The golden age of cider and perry

The golden age of cider and perry

It was with great pleasure that I attended the inaugural Artisan Cheese and Cider Summit at Little Pomona just outside Bromyard recently.

It was one of the most inspirational events I have been to in recent times. Artisan cheesemakers and leading cider makers came together to share knowledge and expertise, looking to find ways to cement links between their industries.

Producers were in the majority at the event, sharing their passion and delicious wares with one another. Writers and journalists like myself were the outliers, so I was greatly honoured to be given the chance to witness what I hope will transpire to be a pivotal moment for British cider, perry and cheese.

The day was beautifully choreographed. Although the room was full of seasoned experts, no prior knowledge was assumed. We were taken on a journey through the history and production of both the food and the drink.

I was particularly taken with Stichelton Dairy founder Joe Schneider’s engaging and effortless presentation of the minutiae of cheesemaking. He spoke about the process down to the molecular level, explaining the actions of milk salts and negatively charged ions. In the moment at least, I understood it all.

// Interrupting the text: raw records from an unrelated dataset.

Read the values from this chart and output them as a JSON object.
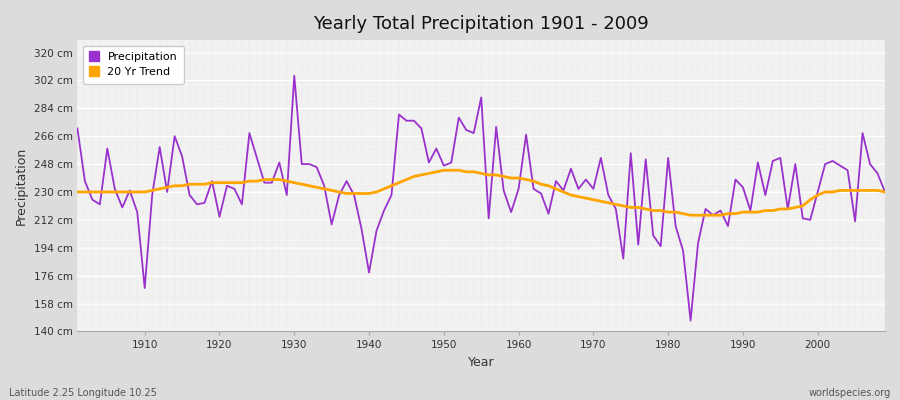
{
  "title": "Yearly Total Precipitation 1901 - 2009",
  "xlabel": "Year",
  "ylabel": "Precipitation",
  "subtitle_left": "Latitude 2.25 Longitude 10.25",
  "subtitle_right": "worldspecies.org",
  "ylim": [
    140,
    328
  ],
  "yticks": [
    140,
    158,
    176,
    194,
    212,
    230,
    248,
    266,
    284,
    302,
    320
  ],
  "ytick_labels": [
    "140 cm",
    "158 cm",
    "176 cm",
    "194 cm",
    "212 cm",
    "230 cm",
    "248 cm",
    "266 cm",
    "284 cm",
    "302 cm",
    "320 cm"
  ],
  "years": [
    1901,
    1902,
    1903,
    1904,
    1905,
    1906,
    1907,
    1908,
    1909,
    1910,
    1911,
    1912,
    1913,
    1914,
    1915,
    1916,
    1917,
    1918,
    1919,
    1920,
    1921,
    1922,
    1923,
    1924,
    1925,
    1926,
    1927,
    1928,
    1929,
    1930,
    1931,
    1932,
    1933,
    1934,
    1935,
    1936,
    1937,
    1938,
    1939,
    1940,
    1941,
    1942,
    1943,
    1944,
    1945,
    1946,
    1947,
    1948,
    1949,
    1950,
    1951,
    1952,
    1953,
    1954,
    1955,
    1956,
    1957,
    1958,
    1959,
    1960,
    1961,
    1962,
    1963,
    1964,
    1965,
    1966,
    1967,
    1968,
    1969,
    1970,
    1971,
    1972,
    1973,
    1974,
    1975,
    1976,
    1977,
    1978,
    1979,
    1980,
    1981,
    1982,
    1983,
    1984,
    1985,
    1986,
    1987,
    1988,
    1989,
    1990,
    1991,
    1992,
    1993,
    1994,
    1995,
    1996,
    1997,
    1998,
    1999,
    2000,
    2001,
    2002,
    2003,
    2004,
    2005,
    2006,
    2007,
    2008,
    2009
  ],
  "precipitation": [
    271,
    237,
    225,
    222,
    258,
    232,
    220,
    231,
    217,
    168,
    228,
    259,
    230,
    266,
    253,
    228,
    222,
    223,
    237,
    214,
    234,
    232,
    222,
    268,
    252,
    236,
    236,
    249,
    228,
    305,
    248,
    248,
    246,
    234,
    209,
    228,
    237,
    228,
    206,
    178,
    205,
    218,
    228,
    280,
    276,
    276,
    271,
    249,
    258,
    247,
    249,
    278,
    270,
    268,
    291,
    213,
    272,
    231,
    217,
    232,
    267,
    232,
    229,
    216,
    237,
    231,
    245,
    232,
    238,
    232,
    252,
    228,
    219,
    187,
    255,
    196,
    251,
    202,
    195,
    252,
    208,
    192,
    147,
    197,
    219,
    215,
    218,
    208,
    238,
    233,
    218,
    249,
    228,
    250,
    252,
    219,
    248,
    213,
    212,
    230,
    248,
    250,
    247,
    244,
    211,
    268,
    248,
    242,
    230
  ],
  "trend_years": [
    1901,
    1902,
    1903,
    1904,
    1905,
    1906,
    1907,
    1908,
    1909,
    1910,
    1911,
    1912,
    1913,
    1914,
    1915,
    1916,
    1917,
    1918,
    1919,
    1920,
    1921,
    1922,
    1923,
    1924,
    1925,
    1926,
    1927,
    1928,
    1929,
    1930,
    1931,
    1932,
    1933,
    1934,
    1935,
    1936,
    1937,
    1938,
    1939,
    1940,
    1941,
    1942,
    1943,
    1944,
    1945,
    1946,
    1947,
    1948,
    1949,
    1950,
    1951,
    1952,
    1953,
    1954,
    1955,
    1956,
    1957,
    1958,
    1959,
    1960,
    1961,
    1962,
    1963,
    1964,
    1965,
    1966,
    1967,
    1968,
    1969,
    1970,
    1971,
    1972,
    1973,
    1974,
    1975,
    1976,
    1977,
    1978,
    1979,
    1980,
    1981,
    1982,
    1983,
    1984,
    1985,
    1986,
    1987,
    1988,
    1989,
    1990,
    1991,
    1992,
    1993,
    1994,
    1995,
    1996,
    1997,
    1998,
    1999,
    2000,
    2001,
    2002,
    2003,
    2004,
    2005,
    2006,
    2007,
    2008,
    2009
  ],
  "trend": [
    230,
    230,
    230,
    230,
    230,
    230,
    230,
    230,
    230,
    230,
    231,
    232,
    233,
    234,
    234,
    235,
    235,
    235,
    236,
    236,
    236,
    236,
    236,
    237,
    237,
    238,
    238,
    238,
    237,
    236,
    235,
    234,
    233,
    232,
    231,
    230,
    229,
    229,
    229,
    229,
    230,
    232,
    234,
    236,
    238,
    240,
    241,
    242,
    243,
    244,
    244,
    244,
    243,
    243,
    242,
    241,
    241,
    240,
    239,
    239,
    238,
    237,
    235,
    234,
    232,
    230,
    228,
    227,
    226,
    225,
    224,
    223,
    222,
    221,
    220,
    220,
    219,
    218,
    218,
    217,
    217,
    216,
    215,
    215,
    215,
    215,
    215,
    216,
    216,
    217,
    217,
    217,
    218,
    218,
    219,
    219,
    220,
    221,
    225,
    228,
    230,
    230,
    231,
    231,
    231,
    231,
    231,
    231,
    230
  ],
  "precip_color": "#9932CC",
  "trend_color": "#FFA500",
  "fig_bg_color": "#DCDCDC",
  "plot_bg_color": "#F5F5F5",
  "grid_color": "#FFFFFF",
  "grid_minor_color": "#E8E8E8",
  "legend_bg": "#FFFFFF",
  "spine_color": "#AAAAAA",
  "tick_color": "#555555",
  "label_color": "#333333"
}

I couldn’t repeat it to you verbatim right now, but I came away better informed than I have from any number of dairy tours I have attended in the past.

I hope that we see more of this spirit of collaboration in the future such as 750ml bottles of quality cider in specialist cheese shops.

Perhaps the odd local maker offering cheese at CAMRA beer festivals to complement the cider and perry bar? It feels like there are a lot of opportunities to grasp.

Little Pomona is certainly not resting on its laurels. It already has been sowing the seeds of wonderful partnerships. Its new release, the Thankful Receiver (7.5 per cent ABV) is a dry sparkling cider made to celebrate local fruit and the seasonal nature of cider making, produced with Webbs Garden Centres in the West Midlands.

The two family-run businesses have selected a blend of Discovery, Egremont and some barrel-aged Dabinett for the cider, giving a velvet mouthfeel, fearless tree fruit flavours and a hint of bitter marmalade.

The bold acidity and the light natural sparkle of the drink lift it in the mouth. It will cut through even the richest and strongest British cheeses to create an excellent pairing, that I hope we will now see promoted by chef Myles Matthews in the garden centre cafes.

These collaborations make it feel like an exciting new chapter for British cider and perry is beginning. This sense of a hopeful future is bolstered by the success Adam Wells has seen with his CAMRA Kickstarter project for a forthcoming book on perry.

Perry: A Drinker’s Guide will be the first dedicated and comprehensive guide to this rare and special liquid – and the fact that the initial target was reached within the first 24 hours of the crowdfunding project launching shows that there is really a thirst for discovery among the public.

But as bright as the future looks, it also feels like a good time to stop and reflect. I heard the sad news that campaigner Mick Lewis had passed away recently. Mick was one of the driving forces behind CAMRA’s decision to campaign for cider and perry.

Mick and Ed Fahey put forward the motion at the 1988 AGM to formalise that support: “This AGM welcomes the Campaign’s increasing commitment to the cause of real cider, as evidenced by the production of the Good Cider Guide. However, if involvement is to continue, it is essential that recognition be given at a national level, and accordingly, this AGM instructs the NE to set up the Apple and Pear Produce Liaison Executive (APPLE) along the lines of the Mild Marketing Board.”

We are all lucky now to have cider and perry widely available in a way that would have been frankly unbelievable back in the 1980s. We are learning more about traditional varieties from the wonderful single variety ciders that are being produced. And CAMRA’s role in that cannot, I think, be underestimated.

I was speaking to the chair of the Gwent CAMRA branch, Jon Hallam, who summed up one element of the achievement: “One of the things that CAMRA has contributed to is the spread of people making cider all over the country. If you hadn’t had cider promoted like mad at festivals, then you would not be seeing people now making cider in Northumbria and Lincolnshire and places like that.”

Thanks to all the hard work that has already been done by both producers and campaigners, we find ourselves in a golden age, a truly exciting time. At the Ross on Wye Cider Festival in September, CAMRA member and long-time cider champion Dick Withecombe told me: “We’re probably drinking the best cider today that has ever existed.” And I think he’s probably right.

So why not get out there and try some? Preferably with a hefty chunk of Stichelton cheese.

Try it for yourself. The cheese and cider makers at the summit were:

Appleby’s Dairy; Hancocks Meadow Farm; St Jude Cheese; Montgomery’s Cheese; Neals Yard Creamery; Norton & Yarrow; Keen’s Cheddar; Stichelton Dairy; Thornby Moor Dairy; Ticklemore Cheese Dairy.

Blue Barrel Cider; Cidentro Cider House; Find & Foster Fine Ciders; Little Pomona Orchard & Cidery; Oliver’s Cider & Perry; Ross on Wye Cider & Perry; Townsend Farm; Welsh Mountain Cider; Wilding Cider.